Beberapa detik kemudian aku sudah bisa mensave file foto yang dimaksud di komputerku. Ketika kubuka filenya, Pak Dahelmi, Indah, Rama dan Ida tengah berdiri, berpose bersama Pak Intan yang duduk pada sebuah kursi dibagian tengah. Semua memakai pakaian musim dingin, mengingatkannku pada suasana akhir tahun di Kanazawa yang terkenal dengan saljunya yang lebat. Mereka semua tersenyum. Dan ketika kuperhatikan Pak Intan, beliau tak berubah dari 10 tahun yang lalu ketika pertama kali aku meminta tanda tangan untuk Kartu Rencana Studiku di ITB, tampak muda diusianya yang hampir setengah abad. Dan sudut tempat berfotonya...., hah.....? Itukan jendela tempat aku menghabiskan waktu paling banyak ketika di laboratorium itu? Didekat komputer umum yang aku dominasi pemakaiannya untuk mengolah data disertasiku.  Dan, dibelakangnya? Itu...kan...? jembatan yang harus kulewati kalau ke kafeteria? Dan kursi yang diduduki pak Intan, aku yakin, itu dulu kursi yang diduduki Tokunaga san, kolega se laboratorium yang hobi mengoleksi model hp terbaru. Yang kabarnya sekarang sudah berhasil jadi guru, setelah 3 kali ujian nasional, hm...

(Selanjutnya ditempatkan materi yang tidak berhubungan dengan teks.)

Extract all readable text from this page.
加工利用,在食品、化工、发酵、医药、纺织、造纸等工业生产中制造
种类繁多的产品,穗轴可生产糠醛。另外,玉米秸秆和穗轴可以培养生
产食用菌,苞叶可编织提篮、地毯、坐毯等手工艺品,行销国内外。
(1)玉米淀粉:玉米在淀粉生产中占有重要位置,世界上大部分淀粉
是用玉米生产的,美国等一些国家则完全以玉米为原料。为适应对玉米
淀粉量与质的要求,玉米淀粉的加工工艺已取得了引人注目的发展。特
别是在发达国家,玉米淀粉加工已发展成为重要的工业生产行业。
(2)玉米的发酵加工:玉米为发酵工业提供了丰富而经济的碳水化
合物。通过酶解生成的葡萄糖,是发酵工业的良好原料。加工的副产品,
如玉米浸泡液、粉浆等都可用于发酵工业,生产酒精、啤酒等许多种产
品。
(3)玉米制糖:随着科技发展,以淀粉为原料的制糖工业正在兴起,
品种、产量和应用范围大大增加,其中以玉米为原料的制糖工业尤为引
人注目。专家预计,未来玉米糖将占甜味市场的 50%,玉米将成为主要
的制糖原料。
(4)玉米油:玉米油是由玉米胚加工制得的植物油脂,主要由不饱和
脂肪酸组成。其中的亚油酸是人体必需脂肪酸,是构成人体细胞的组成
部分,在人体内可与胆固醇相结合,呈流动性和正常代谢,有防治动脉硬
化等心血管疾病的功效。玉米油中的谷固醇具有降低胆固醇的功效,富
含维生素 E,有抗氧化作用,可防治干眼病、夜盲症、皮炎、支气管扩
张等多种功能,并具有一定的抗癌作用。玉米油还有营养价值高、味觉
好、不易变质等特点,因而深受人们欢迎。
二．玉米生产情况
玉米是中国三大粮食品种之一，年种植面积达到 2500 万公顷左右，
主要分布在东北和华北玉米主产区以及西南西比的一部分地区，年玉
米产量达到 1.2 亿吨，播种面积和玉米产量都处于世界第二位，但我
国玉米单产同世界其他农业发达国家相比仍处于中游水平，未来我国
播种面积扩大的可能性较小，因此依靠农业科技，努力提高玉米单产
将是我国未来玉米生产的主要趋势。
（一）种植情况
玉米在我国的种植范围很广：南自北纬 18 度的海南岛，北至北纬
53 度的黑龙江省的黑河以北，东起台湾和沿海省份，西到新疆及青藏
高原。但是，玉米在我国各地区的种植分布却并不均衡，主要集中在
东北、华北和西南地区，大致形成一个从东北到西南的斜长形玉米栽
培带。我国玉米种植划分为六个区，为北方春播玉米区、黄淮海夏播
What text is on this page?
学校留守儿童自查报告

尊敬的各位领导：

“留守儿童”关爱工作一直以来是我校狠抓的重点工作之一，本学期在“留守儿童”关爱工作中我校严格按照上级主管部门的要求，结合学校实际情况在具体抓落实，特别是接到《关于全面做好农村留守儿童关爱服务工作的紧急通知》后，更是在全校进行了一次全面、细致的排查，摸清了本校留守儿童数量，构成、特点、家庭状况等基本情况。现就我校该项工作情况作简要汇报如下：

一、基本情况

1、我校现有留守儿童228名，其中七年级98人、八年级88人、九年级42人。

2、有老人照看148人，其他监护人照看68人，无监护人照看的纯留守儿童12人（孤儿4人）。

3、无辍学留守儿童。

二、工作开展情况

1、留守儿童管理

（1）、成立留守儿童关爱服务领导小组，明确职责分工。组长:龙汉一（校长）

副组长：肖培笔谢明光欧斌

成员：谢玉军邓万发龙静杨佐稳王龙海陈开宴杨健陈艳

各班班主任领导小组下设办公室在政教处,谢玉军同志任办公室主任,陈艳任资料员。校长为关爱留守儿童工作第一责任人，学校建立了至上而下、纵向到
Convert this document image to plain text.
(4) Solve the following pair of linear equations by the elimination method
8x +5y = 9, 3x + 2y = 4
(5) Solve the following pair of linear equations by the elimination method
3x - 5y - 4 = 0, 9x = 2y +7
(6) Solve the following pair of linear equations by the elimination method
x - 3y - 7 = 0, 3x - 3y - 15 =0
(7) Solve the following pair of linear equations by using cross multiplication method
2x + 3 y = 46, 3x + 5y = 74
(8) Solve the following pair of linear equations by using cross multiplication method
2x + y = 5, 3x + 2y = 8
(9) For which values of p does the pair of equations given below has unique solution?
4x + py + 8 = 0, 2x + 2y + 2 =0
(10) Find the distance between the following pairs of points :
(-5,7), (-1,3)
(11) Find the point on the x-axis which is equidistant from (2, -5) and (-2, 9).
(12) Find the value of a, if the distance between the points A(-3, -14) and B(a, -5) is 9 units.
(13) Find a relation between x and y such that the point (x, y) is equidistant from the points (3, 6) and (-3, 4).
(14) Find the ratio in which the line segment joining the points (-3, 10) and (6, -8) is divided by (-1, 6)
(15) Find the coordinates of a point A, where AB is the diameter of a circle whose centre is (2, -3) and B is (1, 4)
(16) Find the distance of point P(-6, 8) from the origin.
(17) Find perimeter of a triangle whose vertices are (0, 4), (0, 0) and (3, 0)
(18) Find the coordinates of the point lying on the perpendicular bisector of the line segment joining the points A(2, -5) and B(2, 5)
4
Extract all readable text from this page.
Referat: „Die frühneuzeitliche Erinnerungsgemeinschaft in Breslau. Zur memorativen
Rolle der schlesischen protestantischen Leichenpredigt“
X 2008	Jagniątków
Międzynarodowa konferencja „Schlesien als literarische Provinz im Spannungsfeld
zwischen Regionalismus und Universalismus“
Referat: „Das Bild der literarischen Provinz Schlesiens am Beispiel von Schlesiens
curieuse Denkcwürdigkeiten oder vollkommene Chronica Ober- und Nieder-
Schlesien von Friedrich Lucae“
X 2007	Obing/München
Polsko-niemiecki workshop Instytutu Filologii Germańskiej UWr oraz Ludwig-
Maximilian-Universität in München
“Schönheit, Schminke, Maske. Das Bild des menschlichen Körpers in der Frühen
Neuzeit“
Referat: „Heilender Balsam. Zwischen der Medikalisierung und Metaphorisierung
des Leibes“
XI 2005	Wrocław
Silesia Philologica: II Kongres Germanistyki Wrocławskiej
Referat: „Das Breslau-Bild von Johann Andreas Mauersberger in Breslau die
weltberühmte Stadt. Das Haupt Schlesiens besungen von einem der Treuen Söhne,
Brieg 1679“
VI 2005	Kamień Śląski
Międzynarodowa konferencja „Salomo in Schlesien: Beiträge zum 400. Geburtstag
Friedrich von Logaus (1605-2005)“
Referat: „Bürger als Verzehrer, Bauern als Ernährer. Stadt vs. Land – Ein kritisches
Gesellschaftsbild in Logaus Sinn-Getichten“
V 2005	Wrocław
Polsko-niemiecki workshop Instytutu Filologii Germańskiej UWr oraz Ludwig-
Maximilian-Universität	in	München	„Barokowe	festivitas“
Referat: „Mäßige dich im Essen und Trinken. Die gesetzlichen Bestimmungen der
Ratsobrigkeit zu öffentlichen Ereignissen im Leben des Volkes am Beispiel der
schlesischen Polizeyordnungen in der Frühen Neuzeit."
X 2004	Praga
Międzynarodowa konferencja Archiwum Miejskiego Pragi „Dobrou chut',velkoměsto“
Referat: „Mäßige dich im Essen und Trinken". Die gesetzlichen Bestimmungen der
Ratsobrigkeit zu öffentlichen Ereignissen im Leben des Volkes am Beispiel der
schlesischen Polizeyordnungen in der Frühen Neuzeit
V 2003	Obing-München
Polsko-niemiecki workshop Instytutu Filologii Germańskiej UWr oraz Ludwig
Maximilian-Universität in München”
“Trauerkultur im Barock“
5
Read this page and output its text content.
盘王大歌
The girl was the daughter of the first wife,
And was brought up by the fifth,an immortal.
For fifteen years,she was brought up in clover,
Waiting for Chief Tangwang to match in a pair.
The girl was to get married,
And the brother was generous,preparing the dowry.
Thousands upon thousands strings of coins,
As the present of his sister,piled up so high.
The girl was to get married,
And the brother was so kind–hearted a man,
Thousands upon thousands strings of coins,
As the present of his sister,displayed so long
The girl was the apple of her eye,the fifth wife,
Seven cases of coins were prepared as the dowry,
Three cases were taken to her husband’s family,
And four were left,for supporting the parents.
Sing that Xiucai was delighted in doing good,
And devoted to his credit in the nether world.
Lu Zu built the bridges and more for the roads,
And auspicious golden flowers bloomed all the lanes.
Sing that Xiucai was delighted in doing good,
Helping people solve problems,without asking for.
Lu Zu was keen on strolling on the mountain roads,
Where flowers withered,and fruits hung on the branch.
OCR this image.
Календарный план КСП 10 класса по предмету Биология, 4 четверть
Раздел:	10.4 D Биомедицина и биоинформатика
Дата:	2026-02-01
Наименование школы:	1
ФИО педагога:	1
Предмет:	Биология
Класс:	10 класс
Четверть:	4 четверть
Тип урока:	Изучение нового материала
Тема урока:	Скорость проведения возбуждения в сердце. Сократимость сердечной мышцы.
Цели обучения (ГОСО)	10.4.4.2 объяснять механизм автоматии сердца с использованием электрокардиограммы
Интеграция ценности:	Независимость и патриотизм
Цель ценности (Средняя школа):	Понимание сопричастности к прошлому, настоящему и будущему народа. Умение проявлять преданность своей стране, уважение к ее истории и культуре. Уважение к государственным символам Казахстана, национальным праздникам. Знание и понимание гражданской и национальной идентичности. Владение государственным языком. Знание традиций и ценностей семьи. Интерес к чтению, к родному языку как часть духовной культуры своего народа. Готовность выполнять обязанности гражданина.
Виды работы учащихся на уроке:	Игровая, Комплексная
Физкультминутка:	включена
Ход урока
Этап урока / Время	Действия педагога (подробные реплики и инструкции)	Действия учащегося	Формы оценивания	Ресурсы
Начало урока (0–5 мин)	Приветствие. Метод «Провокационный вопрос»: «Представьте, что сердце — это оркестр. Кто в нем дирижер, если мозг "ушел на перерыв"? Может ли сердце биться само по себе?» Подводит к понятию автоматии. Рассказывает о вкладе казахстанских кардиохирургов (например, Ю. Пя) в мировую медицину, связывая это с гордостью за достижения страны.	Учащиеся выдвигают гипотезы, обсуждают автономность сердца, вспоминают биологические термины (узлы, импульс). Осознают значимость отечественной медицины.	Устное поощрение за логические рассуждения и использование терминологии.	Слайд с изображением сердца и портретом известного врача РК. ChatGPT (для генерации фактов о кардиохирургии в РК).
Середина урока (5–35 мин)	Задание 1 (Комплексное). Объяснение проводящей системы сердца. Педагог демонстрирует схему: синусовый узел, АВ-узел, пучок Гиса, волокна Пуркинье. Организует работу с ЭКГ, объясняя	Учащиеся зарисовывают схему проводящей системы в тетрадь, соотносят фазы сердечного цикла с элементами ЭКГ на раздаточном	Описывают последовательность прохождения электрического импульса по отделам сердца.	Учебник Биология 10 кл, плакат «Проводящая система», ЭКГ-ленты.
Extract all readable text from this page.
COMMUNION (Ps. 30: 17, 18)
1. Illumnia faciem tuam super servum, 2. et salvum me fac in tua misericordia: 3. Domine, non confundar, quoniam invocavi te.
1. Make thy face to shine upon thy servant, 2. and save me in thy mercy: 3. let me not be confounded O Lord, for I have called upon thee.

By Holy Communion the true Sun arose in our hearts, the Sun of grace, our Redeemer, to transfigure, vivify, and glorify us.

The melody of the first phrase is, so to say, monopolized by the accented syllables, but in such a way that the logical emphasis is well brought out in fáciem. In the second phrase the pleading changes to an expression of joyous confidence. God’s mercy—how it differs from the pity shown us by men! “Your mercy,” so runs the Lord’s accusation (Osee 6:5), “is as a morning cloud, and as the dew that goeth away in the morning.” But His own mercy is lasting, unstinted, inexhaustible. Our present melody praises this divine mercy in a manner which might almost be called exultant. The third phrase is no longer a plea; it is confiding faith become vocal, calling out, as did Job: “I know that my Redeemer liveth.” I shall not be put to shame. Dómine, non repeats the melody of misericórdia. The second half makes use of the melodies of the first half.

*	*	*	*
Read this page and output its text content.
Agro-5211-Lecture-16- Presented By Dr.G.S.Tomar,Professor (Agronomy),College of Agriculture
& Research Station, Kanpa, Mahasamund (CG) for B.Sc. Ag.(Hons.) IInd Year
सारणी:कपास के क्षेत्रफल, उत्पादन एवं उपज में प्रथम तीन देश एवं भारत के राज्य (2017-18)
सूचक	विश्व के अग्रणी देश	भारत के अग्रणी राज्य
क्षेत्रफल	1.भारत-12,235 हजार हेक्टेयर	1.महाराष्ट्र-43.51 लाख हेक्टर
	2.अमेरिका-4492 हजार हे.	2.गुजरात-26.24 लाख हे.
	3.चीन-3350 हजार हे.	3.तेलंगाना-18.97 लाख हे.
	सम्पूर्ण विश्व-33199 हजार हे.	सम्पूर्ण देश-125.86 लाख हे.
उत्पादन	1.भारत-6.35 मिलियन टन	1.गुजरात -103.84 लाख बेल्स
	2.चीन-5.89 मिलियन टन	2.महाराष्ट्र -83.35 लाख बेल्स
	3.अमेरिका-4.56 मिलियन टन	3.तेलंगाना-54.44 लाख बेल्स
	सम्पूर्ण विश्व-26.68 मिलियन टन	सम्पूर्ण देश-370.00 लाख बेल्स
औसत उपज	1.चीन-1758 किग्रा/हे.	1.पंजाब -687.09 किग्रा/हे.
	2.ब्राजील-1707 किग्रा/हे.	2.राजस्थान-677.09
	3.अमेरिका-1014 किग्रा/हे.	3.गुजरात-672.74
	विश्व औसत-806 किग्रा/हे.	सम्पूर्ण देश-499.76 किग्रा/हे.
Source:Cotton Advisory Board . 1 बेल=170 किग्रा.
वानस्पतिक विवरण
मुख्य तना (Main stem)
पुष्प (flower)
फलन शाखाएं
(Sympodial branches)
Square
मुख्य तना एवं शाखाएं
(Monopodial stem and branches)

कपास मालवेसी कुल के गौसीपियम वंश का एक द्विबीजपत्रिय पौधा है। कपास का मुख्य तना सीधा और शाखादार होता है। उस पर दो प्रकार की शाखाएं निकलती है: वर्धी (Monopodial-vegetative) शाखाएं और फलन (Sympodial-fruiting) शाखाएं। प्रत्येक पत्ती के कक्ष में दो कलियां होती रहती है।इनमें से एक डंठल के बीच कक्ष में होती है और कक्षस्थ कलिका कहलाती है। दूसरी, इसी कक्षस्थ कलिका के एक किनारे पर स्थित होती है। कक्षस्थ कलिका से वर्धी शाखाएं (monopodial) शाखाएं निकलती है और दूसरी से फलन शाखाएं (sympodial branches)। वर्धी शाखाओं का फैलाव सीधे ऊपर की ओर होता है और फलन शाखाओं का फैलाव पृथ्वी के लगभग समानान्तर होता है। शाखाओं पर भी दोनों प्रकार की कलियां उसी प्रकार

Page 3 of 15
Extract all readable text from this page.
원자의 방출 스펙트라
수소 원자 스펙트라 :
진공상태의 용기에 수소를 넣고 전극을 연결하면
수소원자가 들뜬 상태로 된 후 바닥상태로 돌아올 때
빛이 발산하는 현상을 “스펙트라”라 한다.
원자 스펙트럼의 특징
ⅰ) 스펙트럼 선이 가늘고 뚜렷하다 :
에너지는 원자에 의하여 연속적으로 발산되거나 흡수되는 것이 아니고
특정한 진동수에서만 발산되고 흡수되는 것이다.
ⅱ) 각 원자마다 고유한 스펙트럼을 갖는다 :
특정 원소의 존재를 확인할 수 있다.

Aku jadi bernostalgia kembali tentang suka dukaku menuntut ilmu dan menjalani kehidupan berkeluarga di negeri Sakura.

”Arigatou gozaimasu Pak Intan..., semoga Allah selalu memberkati Bapak..."

Padang, 7 Januari 2008

Dengan sepenuh rasa terima kasih dari seorang murid

Monday, January 5, 2009

Dosen Dengan Senyum Paling Menawan

"Selamat ya kak!", suara ceria Ai, mahasiswi jurusan Farmasi yang aktif di ESQ Sumbar  itu menghentikan lamunanku di suatu subuh yang dingin pada bulan Februari 2008. Saat itu kami sedang antri untuk memakai kamar mandi di rumah gadang tempat kami menginap di Minang Village Padang Panjang. Wajah kami masih dibalut kantuk, setelah tadi malam mengadakan acara Pelepasan Dosen Purnabakti, dan kuliah lapangan umum Jurusan Biologi UNAND di panggung terbuka, Medan Nan Bapaneh. Sehabis menyelesaikan tugas sebagai MC, aku memang langsung membawa putriku Jilannisa yang telah tertidur di pangkuan Pak Johanes Allen ke rumah gadang tempat penginapan dosen dan alumni, lalu merebahkannya di atas dipan berkelambu tradisional yang terdapat di salah satu kamarnya. Ternyata aku telah ikut pulas tertidur hingga subuh, sehingga tak sempat mengikuti berbagai acara keakraban dan hiburan dari mahasiswa-alumni setelahnya.

"Selamat kenapa Ai..? Kamu datang sama siapa? Kok bisa nyasar kesini?", kataku terheran-heran dengan kehadiran anak Farmasi di acara Jurusan Biologi, walaupun dua jurusan ini memang terbiasa bergabung untuk urusan kuliah lapangan pada mata kuliah tertentu, seperti morfologi atau taksonomi tumbuhan.

"Sama Pak Dayar dan lain-lain kak...", terangnya menyebutkan nama profesor senior UNAND, pakar farmasi yang memang sangat akrab dengan semua orang, apalagi beberapa dosen biologi yang memasuki masa pensiun sekarang ini adalah sahabat dekat beliau.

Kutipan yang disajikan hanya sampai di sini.